Lorsqu’ils descendirent l’escalier pour se rendre dans la salle à manger, lui aussi s’était métamorphosé. Le voyant rasé et vêtu d’une tunique rouge taillée à Abrinca, paré du bracelet d’Aneurin, Kaledvour dépassant du fourreau attaché dans son dos, personne n’aurait pu imaginer qu’un mois plus tôt il n’était qu’un esclave.

Un unique voyageur, assis à une table près de la fenêtre, achevait son repas quand ils commencèrent le leur. Il quitta les lieux presque aussitôt. Dehors la pluie continuait à tomber. Un feu brûlait dans la cheminée devant laquelle un vieux chien dormait. Parfois l’animal tressaillait et grognait, une bûche s’effondrait dans un crépitement, ou de la cuisine parvenait le heurt d’une cuillère et d’une marmite. L’auberge était si tranquille qu’ils s’étaient mis à parler à voix basse sans s’en rendre compte. Quand l’aubergiste vint débarrasser leurs plats, Azilis voulut en savoir davantage.

— C’est fort calme ce soir, remarqua-t-elle. Vous n’avez pas d’autres clients ?

L’homme regarda autour de lui d’un air égaré. Il s’essuya le front d’un revers de main. Il avait l’aspect d’un homme qui n’a pas eu son comptant de sommeil depuis longtemps.

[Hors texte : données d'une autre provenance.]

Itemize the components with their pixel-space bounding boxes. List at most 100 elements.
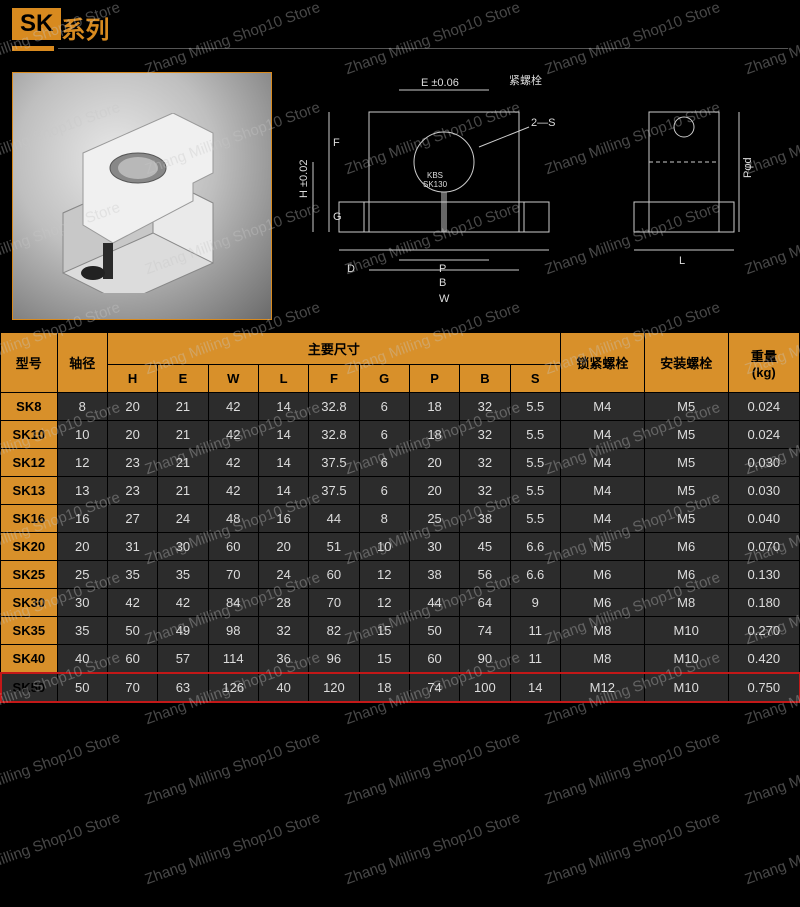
- cell-mountbolt: M5: [644, 505, 728, 533]
- cell-mountbolt: M5: [644, 449, 728, 477]
- cell-G: 12: [359, 589, 409, 617]
- cell-mountbolt: M6: [644, 533, 728, 561]
- dim-2S: 2—S: [531, 117, 555, 129]
- cell-shaft: 12: [57, 449, 107, 477]
- cell-weight: 0.420: [728, 645, 799, 674]
- cell-B: 90: [460, 645, 510, 674]
- cell-weight: 0.180: [728, 589, 799, 617]
- cell-mountbolt: M5: [644, 421, 728, 449]
- cell-F: 60: [309, 561, 359, 589]
- cell-P: 44: [409, 589, 459, 617]
- technical-drawings: E ±0.06 紧螺栓 F H ±0.02 G 2—S KBS SK130 P …: [290, 72, 788, 320]
- underline-accent: [12, 46, 54, 51]
- cell-S: 11: [510, 645, 560, 674]
- cell-L: 14: [258, 477, 308, 505]
- cell-G: 18: [359, 673, 409, 702]
- cell-E: 21: [158, 477, 208, 505]
- cell-shaft: 10: [57, 421, 107, 449]
- cell-weight: 0.130: [728, 561, 799, 589]
- table-head: 型号 轴径 主要尺寸 锁紧螺栓 安装螺栓 重量 (kg) HEWLFGPBS: [1, 333, 800, 393]
- dim-H: H ±0.02: [298, 160, 310, 198]
- cell-L: 14: [258, 393, 308, 421]
- cell-P: 18: [409, 393, 459, 421]
- cell-W: 42: [208, 477, 258, 505]
- table-row: SK252535357024601238566.6M6M60.130: [1, 561, 800, 589]
- table-row: SK202031306020511030456.6M5M60.070: [1, 533, 800, 561]
- cell-G: 6: [359, 393, 409, 421]
- th-col-F: F: [309, 365, 359, 393]
- cell-S: 5.5: [510, 421, 560, 449]
- cell-mountbolt: M10: [644, 673, 728, 702]
- cell-S: 14: [510, 673, 560, 702]
- cell-E: 35: [158, 561, 208, 589]
- watermark-text: Zhang Milling Shop10 Store: [143, 809, 323, 888]
- spec-table: 型号 轴径 主要尺寸 锁紧螺栓 安装螺栓 重量 (kg) HEWLFGPBS S…: [0, 332, 800, 702]
- cell-W: 42: [208, 393, 258, 421]
- cell-W: 42: [208, 449, 258, 477]
- table-row: SK13132321421437.5620325.5M4M50.030: [1, 477, 800, 505]
- cell-model: SK40: [1, 645, 58, 674]
- watermark-text: Zhang Milling Shop10 Store: [743, 729, 800, 808]
- dim-js: 紧螺栓: [509, 73, 542, 87]
- cell-weight: 0.040: [728, 505, 799, 533]
- dim-F: F: [333, 137, 340, 149]
- cell-H: 35: [107, 561, 157, 589]
- cell-weight: 0.024: [728, 421, 799, 449]
- cell-weight: 0.070: [728, 533, 799, 561]
- cell-F: 70: [309, 589, 359, 617]
- cell-model: SK16: [1, 505, 58, 533]
- cell-shaft: 25: [57, 561, 107, 589]
- cell-H: 70: [107, 673, 157, 702]
- cell-H: 27: [107, 505, 157, 533]
- cell-lockbolt: M8: [560, 645, 644, 674]
- cell-lockbolt: M4: [560, 477, 644, 505]
- th-mount-bolt: 安装螺栓: [644, 333, 728, 393]
- dim-D: D: [347, 263, 355, 275]
- cell-P: 60: [409, 645, 459, 674]
- th-col-S: S: [510, 365, 560, 393]
- cell-F: 37.5: [309, 449, 359, 477]
- cell-shaft: 40: [57, 645, 107, 674]
- cell-W: 98: [208, 617, 258, 645]
- cell-B: 32: [460, 421, 510, 449]
- cell-P: 38: [409, 561, 459, 589]
- cell-model: SK35: [1, 617, 58, 645]
- cell-F: 96: [309, 645, 359, 674]
- cell-S: 5.5: [510, 477, 560, 505]
- cell-L: 16: [258, 505, 308, 533]
- cell-G: 6: [359, 449, 409, 477]
- cell-lockbolt: M4: [560, 449, 644, 477]
- dim-P: P: [439, 263, 446, 275]
- cell-E: 63: [158, 673, 208, 702]
- underline-thin: [58, 48, 788, 49]
- cell-L: 28: [258, 589, 308, 617]
- cell-H: 31: [107, 533, 157, 561]
- spec-table-wrap: 型号 轴径 主要尺寸 锁紧螺栓 安装螺栓 重量 (kg) HEWLFGPBS S…: [0, 332, 800, 702]
- cell-lockbolt: M5: [560, 533, 644, 561]
- product-iso-render: [43, 113, 243, 293]
- cell-P: 20: [409, 449, 459, 477]
- cell-W: 114: [208, 645, 258, 674]
- th-col-G: G: [359, 365, 409, 393]
- table-row: SK40406057114369615609011M8M100.420: [1, 645, 800, 674]
- cell-model: SK30: [1, 589, 58, 617]
- sk-drawing-svg: E ±0.06 紧螺栓 F H ±0.02 G 2—S KBS SK130 P …: [290, 72, 788, 320]
- cell-shaft: 30: [57, 589, 107, 617]
- cell-lockbolt: M4: [560, 421, 644, 449]
- cell-mountbolt: M8: [644, 589, 728, 617]
- cell-H: 20: [107, 421, 157, 449]
- cell-shaft: 8: [57, 393, 107, 421]
- cell-L: 20: [258, 533, 308, 561]
- cell-S: 6.6: [510, 533, 560, 561]
- cell-B: 64: [460, 589, 510, 617]
- page-header: SK系列: [0, 0, 800, 60]
- cell-P: 25: [409, 505, 459, 533]
- cell-model: SK50: [1, 673, 58, 702]
- cell-S: 5.5: [510, 505, 560, 533]
- label-KBS: KBS: [427, 171, 443, 180]
- cell-weight: 0.750: [728, 673, 799, 702]
- cell-H: 20: [107, 393, 157, 421]
- th-col-E: E: [158, 365, 208, 393]
- cell-H: 23: [107, 477, 157, 505]
- cell-B: 38: [460, 505, 510, 533]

— Ils sont partis ce matin. Après toute l’agitation… Maintenant tout le monde attend l’issue des prochains combats. Tout ce qu’on peut espérer, c’est que les choses tournent au mieux. Sinon…

L’homme laissa sa phrase en suspens comme s’il craignait de la terminer. Ses traits tirés exprimaient l’inquiétude mais aussi la résignation.

— De quelle agitation parles-tu ? demanda-t-elle.

Il lui jeta un regard étonné.

— Eh bien, beaucoup de ceux qui sont venus pour les funérailles ont dormi ici. Je n’aurais pas pu vous loger hier soir. Mais ils sont tous repartis après le conseil. À ce qu’il paraît, aucune décision n’a été prise. Comme si ça ne sautait pas aux yeux, qui doit lui succéder ! Bâtard ou pas, qu’est-ce que ça fait tant qu’il maintient les Saxons hors de nos terres ? Et je prie Dieu qu’il y parvienne une fois encore, sinon ces querelles de succession n’auront plus d’importance.

Un grand froid envahit Azilis. Elle tenta de déglutir, sa gorge était trop serrée. Elle balbutia :

— Mais de quelles funérailles parles-tu ? Qui donc est mort ?

L’homme la dévisagea avec stupeur.

— Vous ne savez pas ? Mais l’Amherawdyr[54] bien sûr ! Emrys Wledic. Ou, comme vous l’appelez en latin, Ambrosius Aurelianus.